The old servo when you pass it now is ancient as ever. Sweets in the window, probably the same ones from all those years ago, preserved by their only sugary ingredient but hard by now in their glass jars. They were even hard back then. You’d be chewing all bus ride to school. Spit, the teacher would say, and it would still be a mostly formed pink worm, a little lumpy from hungry little teeth indents, lying in the bin. It was the kind of place starry-eyed university students might pull over to photograph, violently with new cameras. To capture a Zeitgeist that is not their own. If they even got this far out. But city people came further and further these days searching for misery to milk in the name of art. They’d find plenty here. And their photos would be flat, because you cannot capture the underbelly of misery, which is love, when you see only the outside of something. Take it captive and preserve it in a glass jar. And there was plenty of love here too if you knew where to look. And you do. You keep driving toward it.

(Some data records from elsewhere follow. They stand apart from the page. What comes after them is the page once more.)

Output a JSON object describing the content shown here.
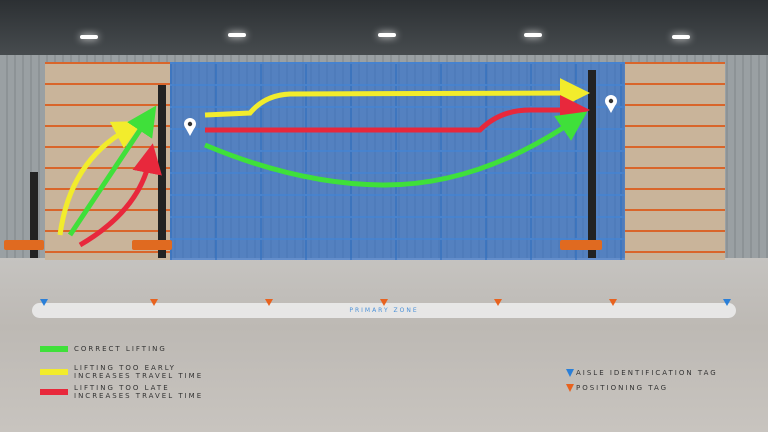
{
  "zone_label": "PRIMARY ZONE",
  "legend": [
    {
      "label": "CORRECT LIFTING",
      "color": "#3fe03a"
    },
    {
      "label": "LIFTING TOO EARLY\nINCREASES TRAVEL TIME",
      "color": "#f2ec2c"
    },
    {
      "label": "LIFTING TOO LATE\nINCREASES TRAVEL TIME",
      "color": "#e8283c"
    }
  ],
  "tag_legend": [
    {
      "label": "AISLE IDENTIFICATION TAG",
      "color": "#2a7fd8"
    },
    {
      "label": "POSITIONING TAG",
      "color": "#e8621e"
    }
  ],
  "tags": [
    "aisle",
    "positioning",
    "positioning",
    "positioning",
    "positioning",
    "positioning",
    "aisle"
  ]
}
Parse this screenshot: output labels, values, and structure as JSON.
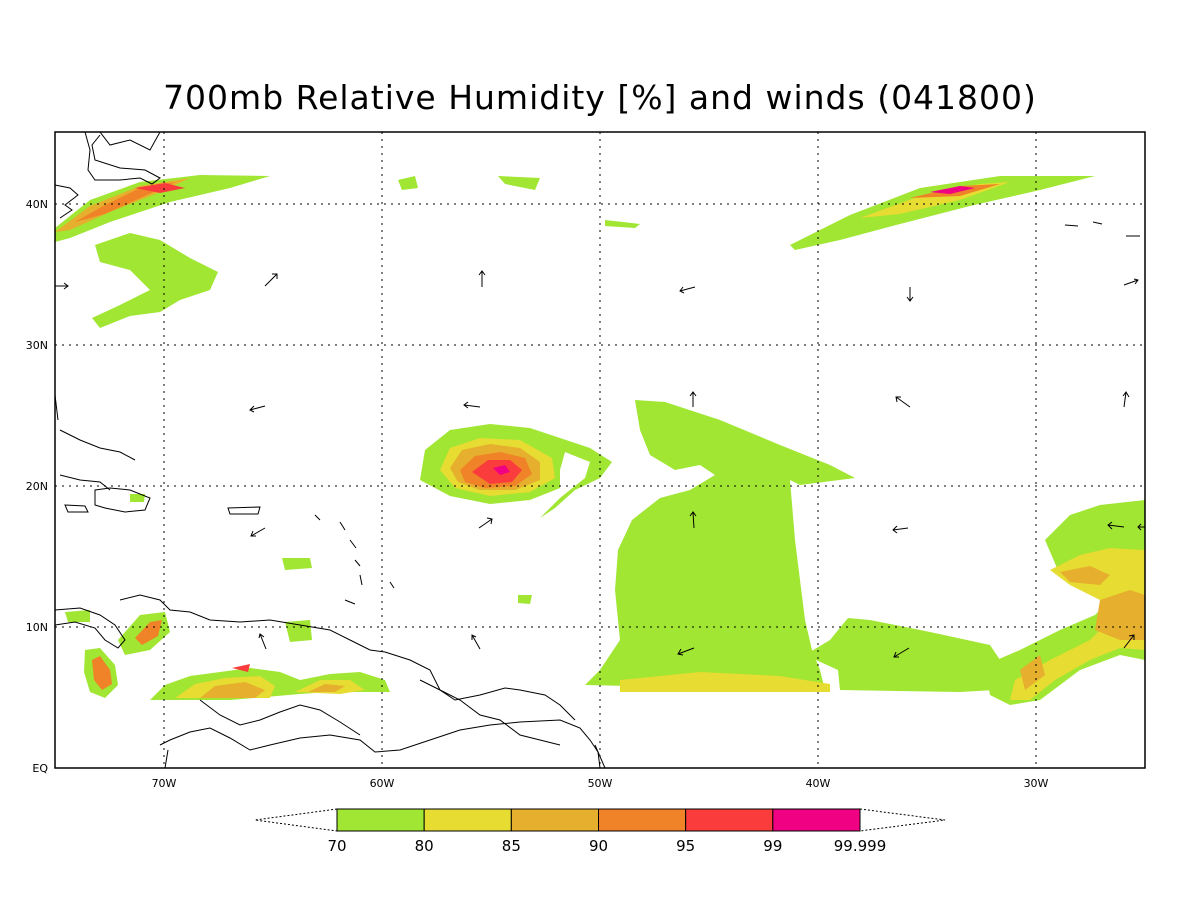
{
  "title": "700mb Relative Humidity [%] and winds (041800)",
  "axes": {
    "lat_labels": [
      "40N",
      "30N",
      "20N",
      "10N",
      "EQ"
    ],
    "lon_labels": [
      "70W",
      "60W",
      "50W",
      "40W",
      "30W"
    ]
  },
  "colorbar": {
    "bins": [
      {
        "label": "70",
        "color": "#a0e632"
      },
      {
        "label": "80",
        "color": "#e6dc32"
      },
      {
        "label": "85",
        "color": "#e6af2d"
      },
      {
        "label": "90",
        "color": "#f08228"
      },
      {
        "label": "95",
        "color": "#fa3c3c"
      },
      {
        "label": "99",
        "color": "#f00082"
      }
    ],
    "end_label": "99.999"
  },
  "colors": {
    "land_outline": "#000000",
    "grid": "#000000"
  }
}
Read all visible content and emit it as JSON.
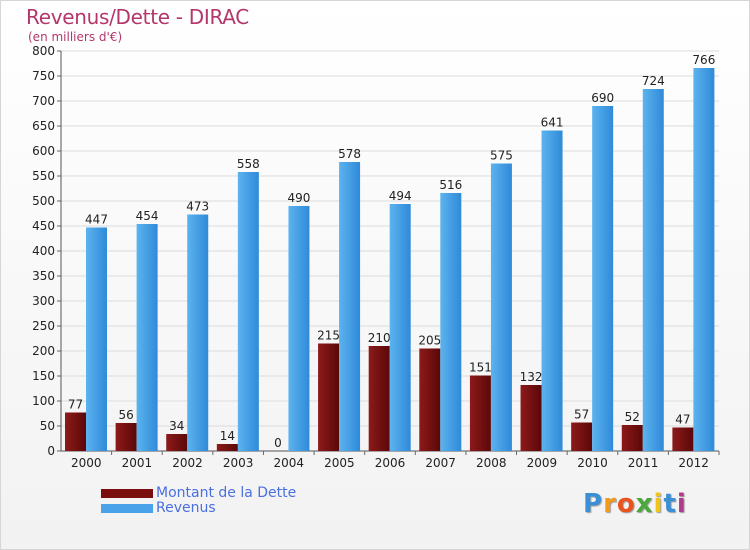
{
  "title": "Revenus/Dette - DIRAC",
  "subtitle": "(en milliers d'€)",
  "logo": {
    "text": "Proxiti",
    "letters": [
      "P",
      "r",
      "o",
      "x",
      "i",
      "t",
      "i"
    ],
    "colors": [
      "#3b8fd6",
      "#f39a1c",
      "#e8531e",
      "#4aa83c",
      "#f2c31b",
      "#3b8fd6",
      "#b23a8e"
    ]
  },
  "colors": {
    "dette": "#7a0e0e",
    "revenus": "#4aa3e8",
    "title": "#b3376b",
    "legend_text": "#4a6fe0"
  },
  "chart_data": {
    "type": "bar",
    "title": "Revenus/Dette - DIRAC",
    "ylabel": "(en milliers d'€)",
    "categories": [
      "2000",
      "2001",
      "2002",
      "2003",
      "2004",
      "2005",
      "2006",
      "2007",
      "2008",
      "2009",
      "2010",
      "2011",
      "2012"
    ],
    "series": [
      {
        "name": "Montant de la Dette",
        "values": [
          77,
          56,
          34,
          14,
          0,
          215,
          210,
          205,
          151,
          132,
          57,
          52,
          47
        ]
      },
      {
        "name": "Revenus",
        "values": [
          447,
          454,
          473,
          558,
          490,
          578,
          494,
          516,
          575,
          641,
          690,
          724,
          766
        ]
      }
    ],
    "ylim": [
      0,
      800
    ],
    "yticks": [
      0,
      50,
      100,
      150,
      200,
      250,
      300,
      350,
      400,
      450,
      500,
      550,
      600,
      650,
      700,
      750,
      800
    ],
    "grid": true,
    "legend": "bottom-left"
  }
}
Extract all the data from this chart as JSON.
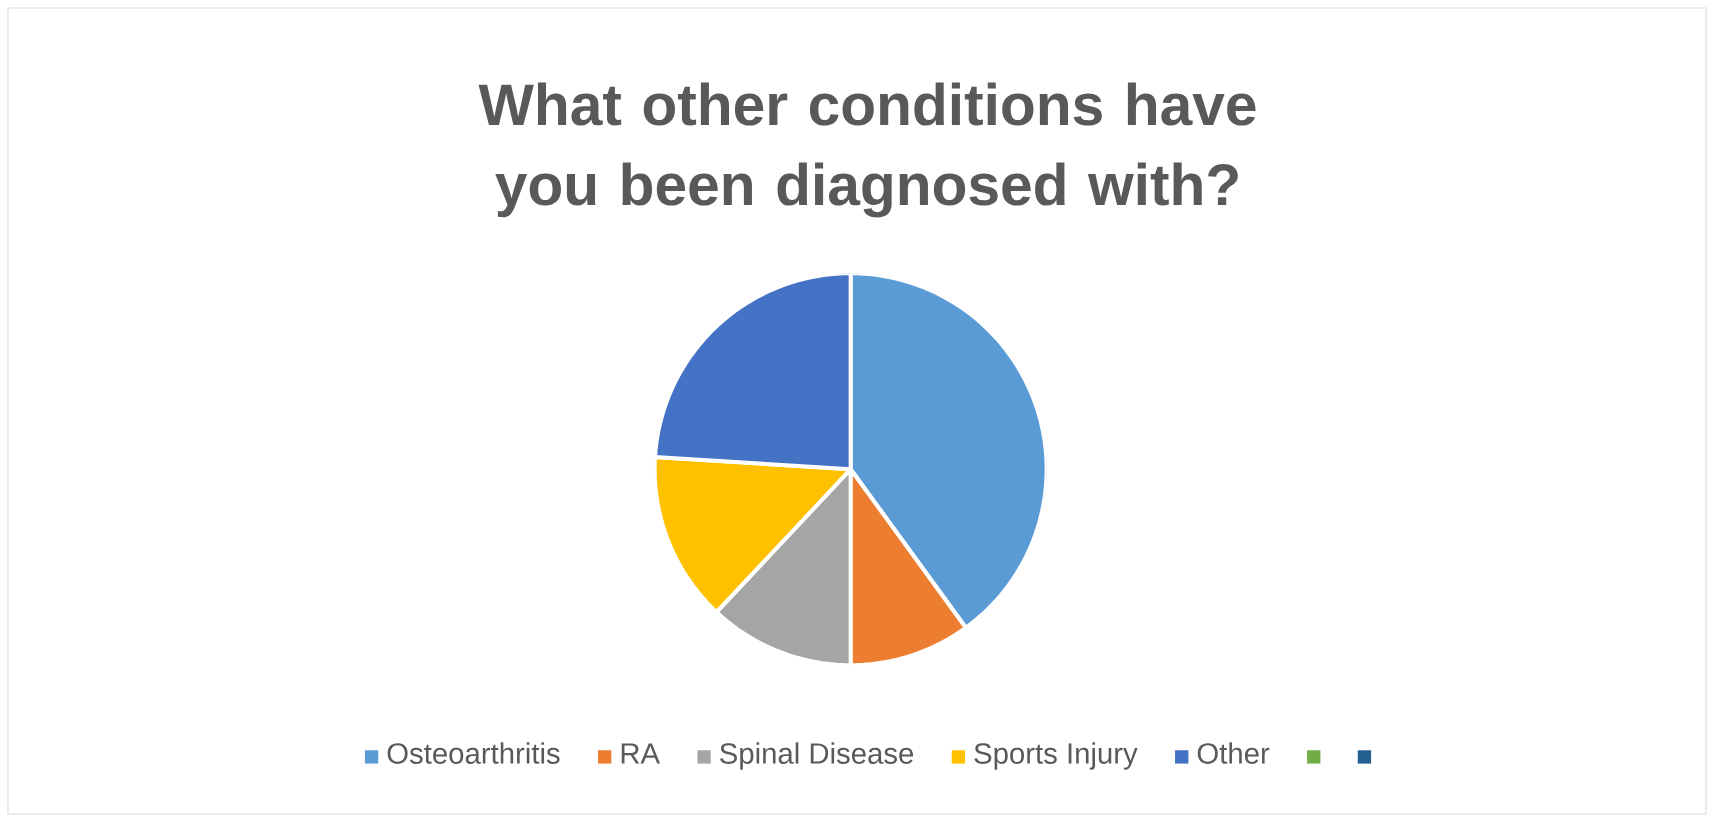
{
  "chart_data": {
    "type": "pie",
    "title": "What other conditions have you been diagnosed with?",
    "categories": [
      "Osteoarthritis",
      "RA",
      "Spinal Disease",
      "Sports Injury",
      "Other",
      null,
      null
    ],
    "values": [
      40,
      10,
      12,
      14,
      24,
      0,
      0
    ],
    "colors": [
      "#5b9bd5",
      "#ed7d31",
      "#a5a5a5",
      "#ffc000",
      "#4472c4",
      "#70ad47",
      "#255e91"
    ],
    "legend": "bottom"
  }
}
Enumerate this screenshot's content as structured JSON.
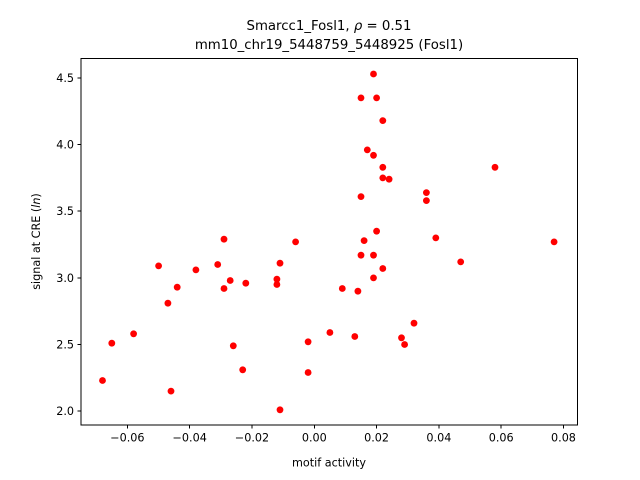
{
  "window": {
    "background": "#ffffff"
  },
  "chart_data": {
    "type": "scatter",
    "title": {
      "line1_prefix": "Smarcc1_Fosl1, ",
      "line1_rho": "ρ",
      "line1_suffix": " = 0.51",
      "line2": "mm10_chr19_5448759_5448925 (Fosl1)"
    },
    "xlabel": "motif activity",
    "ylabel": {
      "prefix": "signal at CRE (",
      "italic_part": "ln",
      "suffix": ")"
    },
    "marker_color": "#ff0000",
    "axis_color": "#000000",
    "grid": false,
    "legend": null,
    "xlim": [
      -0.0749,
      0.0845
    ],
    "ylim": [
      1.896,
      4.646
    ],
    "xticks": {
      "values": [
        -0.06,
        -0.04,
        -0.02,
        0.0,
        0.02,
        0.04,
        0.06,
        0.08
      ],
      "labels": [
        "−0.06",
        "−0.04",
        "−0.02",
        "0.00",
        "0.02",
        "0.04",
        "0.06",
        "0.08"
      ]
    },
    "yticks": {
      "values": [
        2.0,
        2.5,
        3.0,
        3.5,
        4.0,
        4.5
      ],
      "labels": [
        "2.0",
        "2.5",
        "3.0",
        "3.5",
        "4.0",
        "4.5"
      ]
    },
    "points": [
      [
        -0.068,
        2.23
      ],
      [
        -0.065,
        2.51
      ],
      [
        -0.058,
        2.58
      ],
      [
        -0.05,
        3.09
      ],
      [
        -0.047,
        2.81
      ],
      [
        -0.046,
        2.15
      ],
      [
        -0.044,
        2.93
      ],
      [
        -0.038,
        3.06
      ],
      [
        -0.031,
        3.1
      ],
      [
        -0.029,
        3.29
      ],
      [
        -0.029,
        2.92
      ],
      [
        -0.027,
        2.98
      ],
      [
        -0.026,
        2.49
      ],
      [
        -0.023,
        2.31
      ],
      [
        -0.022,
        2.96
      ],
      [
        -0.012,
        2.99
      ],
      [
        -0.012,
        2.95
      ],
      [
        -0.011,
        3.11
      ],
      [
        -0.011,
        2.01
      ],
      [
        -0.006,
        3.27
      ],
      [
        -0.002,
        2.52
      ],
      [
        -0.002,
        2.29
      ],
      [
        0.005,
        2.59
      ],
      [
        0.009,
        2.92
      ],
      [
        0.013,
        2.56
      ],
      [
        0.014,
        2.9
      ],
      [
        0.015,
        3.61
      ],
      [
        0.015,
        3.17
      ],
      [
        0.015,
        4.35
      ],
      [
        0.016,
        3.28
      ],
      [
        0.017,
        3.96
      ],
      [
        0.019,
        4.53
      ],
      [
        0.019,
        3.92
      ],
      [
        0.019,
        3.17
      ],
      [
        0.019,
        3.0
      ],
      [
        0.02,
        4.35
      ],
      [
        0.02,
        3.35
      ],
      [
        0.022,
        4.18
      ],
      [
        0.022,
        3.83
      ],
      [
        0.022,
        3.75
      ],
      [
        0.022,
        3.07
      ],
      [
        0.024,
        3.74
      ],
      [
        0.028,
        2.55
      ],
      [
        0.029,
        2.5
      ],
      [
        0.032,
        2.66
      ],
      [
        0.036,
        3.64
      ],
      [
        0.036,
        3.58
      ],
      [
        0.039,
        3.3
      ],
      [
        0.047,
        3.12
      ],
      [
        0.058,
        3.83
      ],
      [
        0.077,
        3.27
      ]
    ]
  }
}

When you reach the beach, the sky is red and the sea is foaming.
You see kites in the wind that aren’t there now but once littered the heavens above you. His voice is there once again, hold on tight it says, you’ll never see it again if you let go. But the current is strong, and it takes the kite from you. He understands. He holds your hand. Hands hold forgiveness. Another day you return, and he has made you a new kite.
Now you sit together in the back of the truck, watching the beach and the life you once shared pass in beautiful, painful segments before your eyes. And you hold his hand. Like you hope one day your daughters might hold yours. And you decide to stay around a while in this world. But you’ve gently let him go, into the next.